If only life were so simple. In our present era of oft-disputed facts and post-truth, information professionals may be needed more than ever. Facts have to be established, and some will always be subject to controversy. There is often a fine line between fact and opinion. Facts have to be understood, and set in multiple contexts. And space and time have assumed new mantles in our digital era.
The message surely outranks the medium. We may lament the passing of some of the norms of our youth: elegant Carnegie buildings which lent an air of majesty to many public libraries, but lacked funding for their maintenance; musty scholars’ libraries that smelt of decaying leather bindings; even hard-backed books.
But the history of libraries tells a tale of continued need and respect. They are the repositories of information and part of our cultural history.
In many areas of life, early intervention is recognised as helpful to future success. Giving children access to good information is a gift for life. And school libraries play a vital role.
The digital divide is indeed there and possibly growing. But divides are not new; there have always been homes without good information, without books, without storytelling to stretch and expand children’s imaginations. And libraries and librarians (information professionals in modern speak) have helped numerous children and indeed adults grow and flourish.
As councils set their budgets, I hope they will remember this: libraries are much more than places to find recreational reading, they are a necessary part of a civilised society.
“But if it’s all there in the computer, why do we need libraries and librarians?” I would argue there is so much undifferentiated information that we all need help.
Librarians are trained to organise, classify and retrieve information. The FAQs found on some websites bear a striking similarity to the cards many reference librarians kept to hand for repeat queries.
This is not to downplay the joys of instant 24/7 access to information; the curious mind can find endless fascinating answers.
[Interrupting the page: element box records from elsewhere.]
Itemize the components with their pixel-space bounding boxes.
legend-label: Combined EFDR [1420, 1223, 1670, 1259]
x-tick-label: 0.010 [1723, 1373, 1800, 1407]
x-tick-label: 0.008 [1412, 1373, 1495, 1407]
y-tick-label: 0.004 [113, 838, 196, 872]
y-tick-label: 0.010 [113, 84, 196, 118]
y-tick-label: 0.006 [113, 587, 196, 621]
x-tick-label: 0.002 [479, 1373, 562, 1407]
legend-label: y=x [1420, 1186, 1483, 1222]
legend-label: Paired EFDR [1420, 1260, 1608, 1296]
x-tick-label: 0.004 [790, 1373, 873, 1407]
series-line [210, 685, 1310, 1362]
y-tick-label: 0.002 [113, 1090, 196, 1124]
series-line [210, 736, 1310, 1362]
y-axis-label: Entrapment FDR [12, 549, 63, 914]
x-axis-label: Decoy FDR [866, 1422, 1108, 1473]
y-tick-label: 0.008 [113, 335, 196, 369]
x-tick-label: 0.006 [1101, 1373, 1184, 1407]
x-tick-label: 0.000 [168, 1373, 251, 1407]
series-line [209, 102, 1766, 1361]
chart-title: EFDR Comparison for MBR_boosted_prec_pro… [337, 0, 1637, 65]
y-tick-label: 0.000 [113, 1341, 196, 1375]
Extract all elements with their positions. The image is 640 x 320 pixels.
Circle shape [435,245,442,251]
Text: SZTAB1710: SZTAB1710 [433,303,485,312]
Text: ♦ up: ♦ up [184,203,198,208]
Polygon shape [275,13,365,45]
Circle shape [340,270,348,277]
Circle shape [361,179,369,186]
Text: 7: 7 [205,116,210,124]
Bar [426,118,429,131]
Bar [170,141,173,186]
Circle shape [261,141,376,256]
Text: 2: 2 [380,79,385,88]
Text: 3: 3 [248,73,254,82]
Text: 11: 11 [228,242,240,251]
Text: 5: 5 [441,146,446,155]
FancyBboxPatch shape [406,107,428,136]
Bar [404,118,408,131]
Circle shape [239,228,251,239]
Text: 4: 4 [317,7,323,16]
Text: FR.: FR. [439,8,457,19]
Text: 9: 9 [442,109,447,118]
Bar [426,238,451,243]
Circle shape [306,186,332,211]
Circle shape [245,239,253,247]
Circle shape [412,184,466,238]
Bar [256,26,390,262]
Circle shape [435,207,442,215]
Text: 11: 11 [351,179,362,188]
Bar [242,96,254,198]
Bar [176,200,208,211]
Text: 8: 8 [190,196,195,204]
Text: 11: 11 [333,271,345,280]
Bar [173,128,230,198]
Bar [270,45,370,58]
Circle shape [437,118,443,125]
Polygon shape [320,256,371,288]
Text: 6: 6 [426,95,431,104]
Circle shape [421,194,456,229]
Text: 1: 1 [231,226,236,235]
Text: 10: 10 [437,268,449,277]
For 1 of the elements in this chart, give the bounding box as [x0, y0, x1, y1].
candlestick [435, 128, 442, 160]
However, reliable answers almost always are the result of careful background research and validation; and guess who may have done that work?
I would argue that libraries should be at the heart of schools and also of communities. They are neutral territory, where all can feel comfortable and safe. They sit well with other community facilities and can share physical premises.
Cyberspace adds a further exciting dimension. If you can afford the necessary equipment and know how to use it, you can download information 24/7. Some may miss the shared experience of going to a social place; others, perhaps with limited mobility, can have a whole new dimension added to their lives.
If the difference between a smartphone and a mere mobile is that the former is data-enabled, then a smart society surely needs good information.
• Moyra Forrest is a retired librarian and occasional book indexer. She lives in Edinburgh.